If solitude has given me anything, it’s the gift of silence. Peace. I bought noise-canceling headphones, turning myself—deliberately—into someone deaf to the world, opening only my inner ears.
How beautiful it is to watch the chaos unfold—to observe everything, amid the stampede and the breathless chase—and narrate it silently in your mind, or store it for later to write down.
I practice irony. Irony and indifference. They’re the weapons of the strong who’ve been defeated.
We were defeated by love.
By our fragility.
By our deep hunger for warmth and connection, for someone—anyone—to care.
So we turned irony against them.
What does any of it mean?
I leave the courthouse. Stand in the middle of the street. I lift my head toward the sky—only to be met by the glare of skyscrapers, their mirrored facades and massive screens cutting me off.
It ruins everything.
The sky left this world years ago.
I head to my favorite Irish pub.
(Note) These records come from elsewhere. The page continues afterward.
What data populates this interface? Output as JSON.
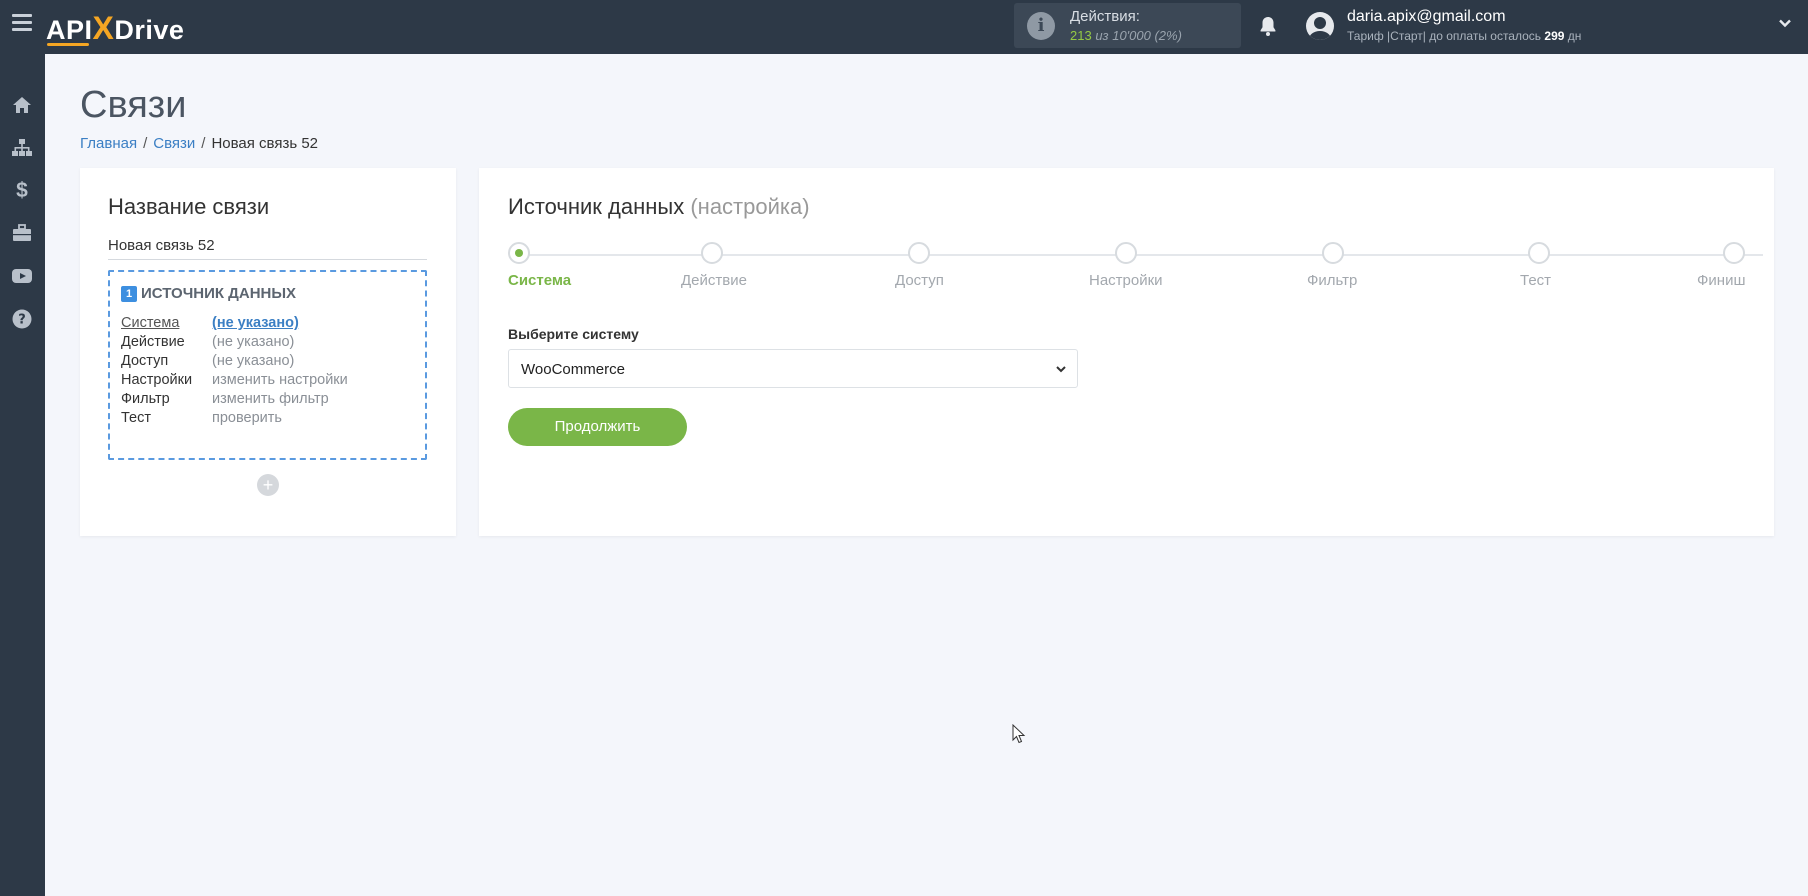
{
  "topbar": {
    "logo_api": "API",
    "logo_x": "X",
    "logo_drive": "Drive",
    "actions_title": "Действия:",
    "actions_used": "213",
    "actions_of": "из 10'000 (2%)",
    "user_email": "daria.apix@gmail.com",
    "user_plan_prefix": "Тариф |Старт| до оплаты осталось",
    "user_plan_days": "299",
    "user_plan_suffix": "дн",
    "icons": [
      "menu-icon",
      "info-icon",
      "bell-icon",
      "user-avatar-icon",
      "chevron-down-icon"
    ]
  },
  "sidebar": {
    "items": [
      {
        "icon": "home-icon"
      },
      {
        "icon": "sitemap-icon"
      },
      {
        "icon": "dollar-icon"
      },
      {
        "icon": "briefcase-icon"
      },
      {
        "icon": "youtube-icon"
      },
      {
        "icon": "question-icon"
      }
    ]
  },
  "page": {
    "title": "Связи",
    "breadcrumb": [
      "Главная",
      "Связи",
      "Новая связь 52"
    ]
  },
  "connection": {
    "title": "Название связи",
    "name_value": "Новая связь 52",
    "source_number": "1",
    "source_title": "ИСТОЧНИК ДАННЫХ",
    "rows": [
      {
        "label": "Система",
        "value": "(не указано)"
      },
      {
        "label": "Действие",
        "value": "(не указано)"
      },
      {
        "label": "Доступ",
        "value": "(не указано)"
      },
      {
        "label": "Настройки",
        "value": "изменить настройки"
      },
      {
        "label": "Фильтр",
        "value": "изменить фильтр"
      },
      {
        "label": "Тест",
        "value": "проверить"
      }
    ],
    "add_label": "+"
  },
  "setup": {
    "title": "Источник данных",
    "subtitle": "(настройка)",
    "steps": [
      "Система",
      "Действие",
      "Доступ",
      "Настройки",
      "Фильтр",
      "Тест",
      "Финиш"
    ],
    "active_step": 0,
    "field_label": "Выберите систему",
    "selected_system": "WooCommerce",
    "continue_label": "Продолжить"
  },
  "colors": {
    "topbar": "#2d3947",
    "accent_green": "#7ab648",
    "link_blue": "#3b7fc4",
    "logo_orange": "#f5a623"
  }
}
What I love most about it is that the bartender never speaks to you—not a single word. For a simple reason: they serve only one kind of beer.
There’s no menu. No options. Just raise your hand to show how many glasses you want. Perfect.
I gaze at the worn walls, covered in old articles and photos of celebrities who once spent time here.
But again—what does any of it mean?
I don’t know.
The noise rises slowly, until it’s nearly a scream. Laughter, cackling, weeping, whispering, murmurs—all blurring into one great human hum.
I slip on my headphones. Turn my head and spot someone I’m sure I saw in court today.
He smiles briefly. I turn away.
Instead, I watch the bubbles on the surface of my beer rise to the glass’s edge and disappear into small circles.
Everyone is crushed.
Everyone is stacked on top of each other.
Everyone is running.
Everyone is searching for someone.
And everyone is alone.
What binds us all is this one thing:
A collective denial of everything.
An eternal refusal to admit we’re no different than the city’s rats—except that they’re freer.
I open my copy of Camus’s notebooks. My eyes land on a line:
“A true work of art is one that can say the most with the fewest possible words.”